I got mine.
There are occasions when you feel like The Fates are purposely leaving you out of life’s remarkable moments.
Like when you get home, turn on the news and see that an armored vehicle sends thousands in currency fluttering into the air on a stretch of road you drive every day—except for that one day (when you also happened to get a speeding ticket).
Or the time you didn’t feel like waiting in line for a cup of coffee but your spouse did and they tell you after you left the person causing the delay bought drinks and pastries for everyone forced to wait behind him.
Or, of course, when you get up from your marathon session at a slot machine and you are no more than two steps away from your warm seat and you hear the machine paying out to someone else who slid right it.
The “Ah, maaan,” moments. Most of them are pleasant surprises and leave you feeling as though you’re part of an elite group of people. The chosen few designated by the gods to be at a specific place at a specific time.
They are truly organic and unique. Others are contrived.
Like mine.
It wasn’t long after the federal government started taking orders for home delivery of COVID-19 antigen tests that I started reading stories about delays and shortfalls associated with the program. Multiple family households were limited to a total of four tests when there were significantly more than four eligible people in the home. Apartment dwellers were having difficulty requesting their tests because the Feds believed a test had already been sent to the street address. Or tests that had been ordered had yet to arrive or were lost en route.
They’re all legitimate complaints and people are right to be frustrated.
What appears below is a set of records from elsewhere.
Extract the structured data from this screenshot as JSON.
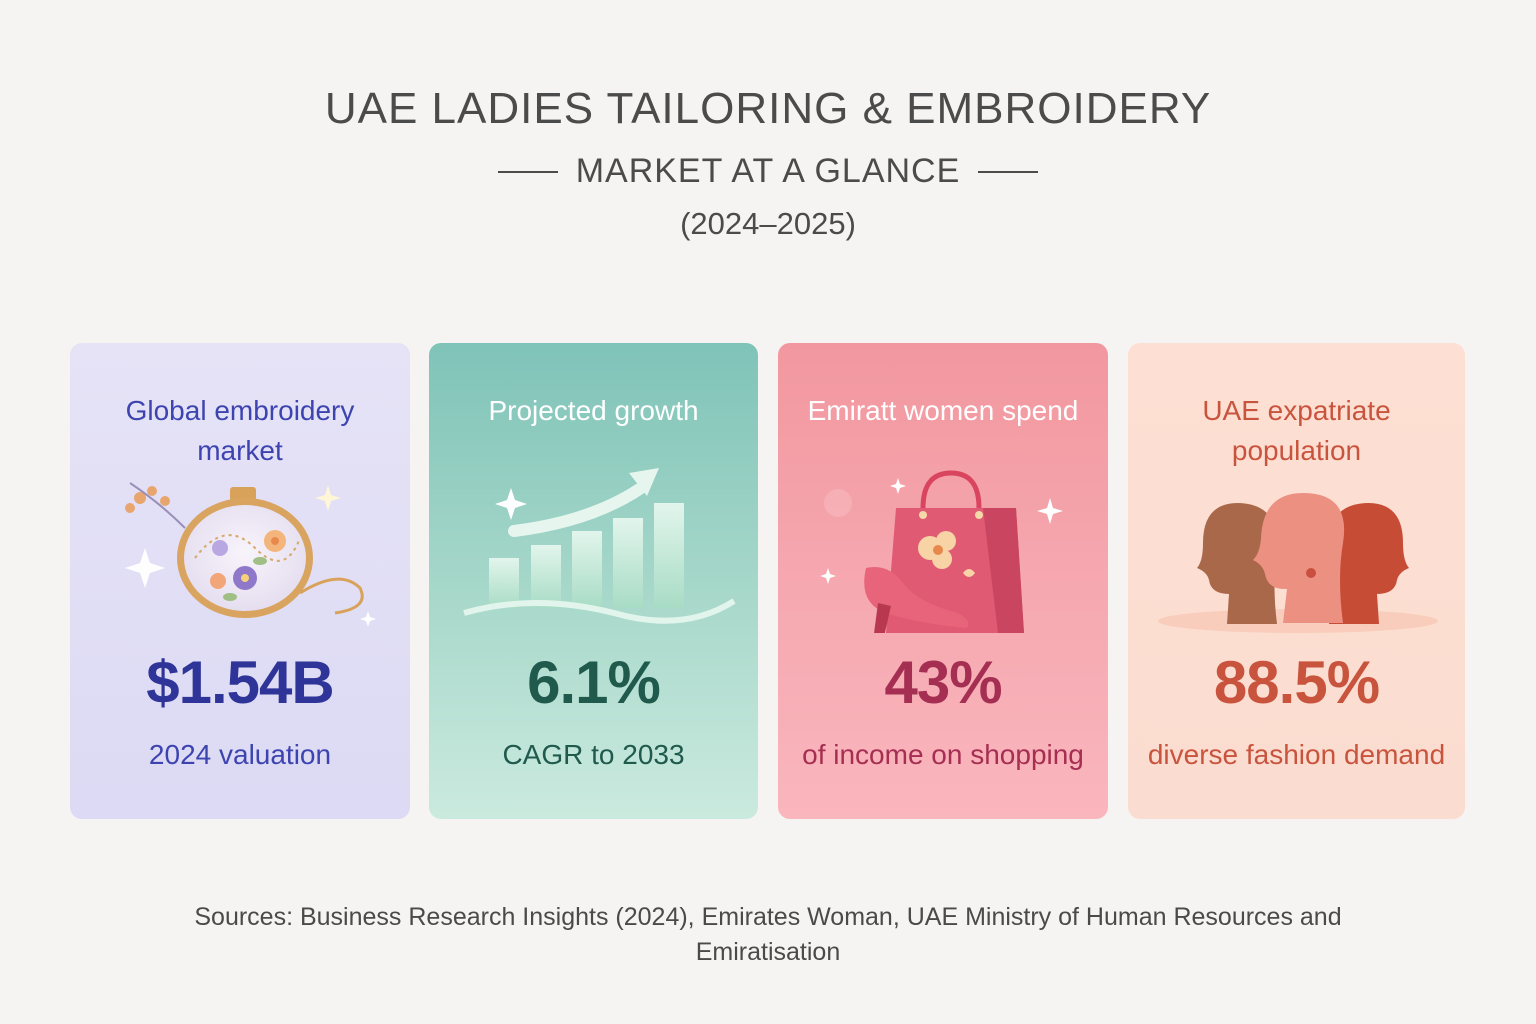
{
  "header": {
    "title": "UAE LADIES TAILORING & EMBROIDERY",
    "subtitle": "MARKET AT A GLANCE",
    "years": "(2024–2025)"
  },
  "cards": [
    {
      "label": "Global embroidery market",
      "value": "$1.54B",
      "caption": "2024 valuation",
      "icon": "embroidery-hoop-icon",
      "colors": {
        "label": "#3d44b0",
        "value": "#2f3598",
        "caption": "#3d44b0"
      }
    },
    {
      "label": "Projected growth",
      "value": "6.1%",
      "caption": "CAGR to 2033",
      "icon": "growth-chart-icon",
      "colors": {
        "label": "#ffffff",
        "value": "#1f5a4c",
        "caption": "#1f5a4c"
      }
    },
    {
      "label": "Emiratt women spend",
      "value": "43%",
      "caption": "of income on shopping",
      "icon": "shopping-bag-heel-icon",
      "colors": {
        "label": "#ffffff",
        "value": "#a52f52",
        "caption": "#a52f52"
      }
    },
    {
      "label": "UAE expatriate population",
      "value": "88.5%",
      "caption": "diverse fashion demand",
      "icon": "women-profiles-icon",
      "colors": {
        "label": "#c9543e",
        "value": "#c9543e",
        "caption": "#c9543e"
      }
    }
  ],
  "sources": "Sources: Business Research Insights (2024), Emirates Woman, UAE Ministry of Human Resources and Emiratisation"
}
At the same time, a rollout of this magnitude—nationwide—could not be reasonably expected to occur without some initial delays.
That’s why when I placed my order I figured I’d see the delivery sometime in February. Or maybe later. Or perhaps enough time would pass that I would even forget I ordered it.
But less than a week after placing the order the four tests were in my mailbox.
As happy as I am to have not been left out, I hope to heaven that I don’t have to use them. I hope the same for you.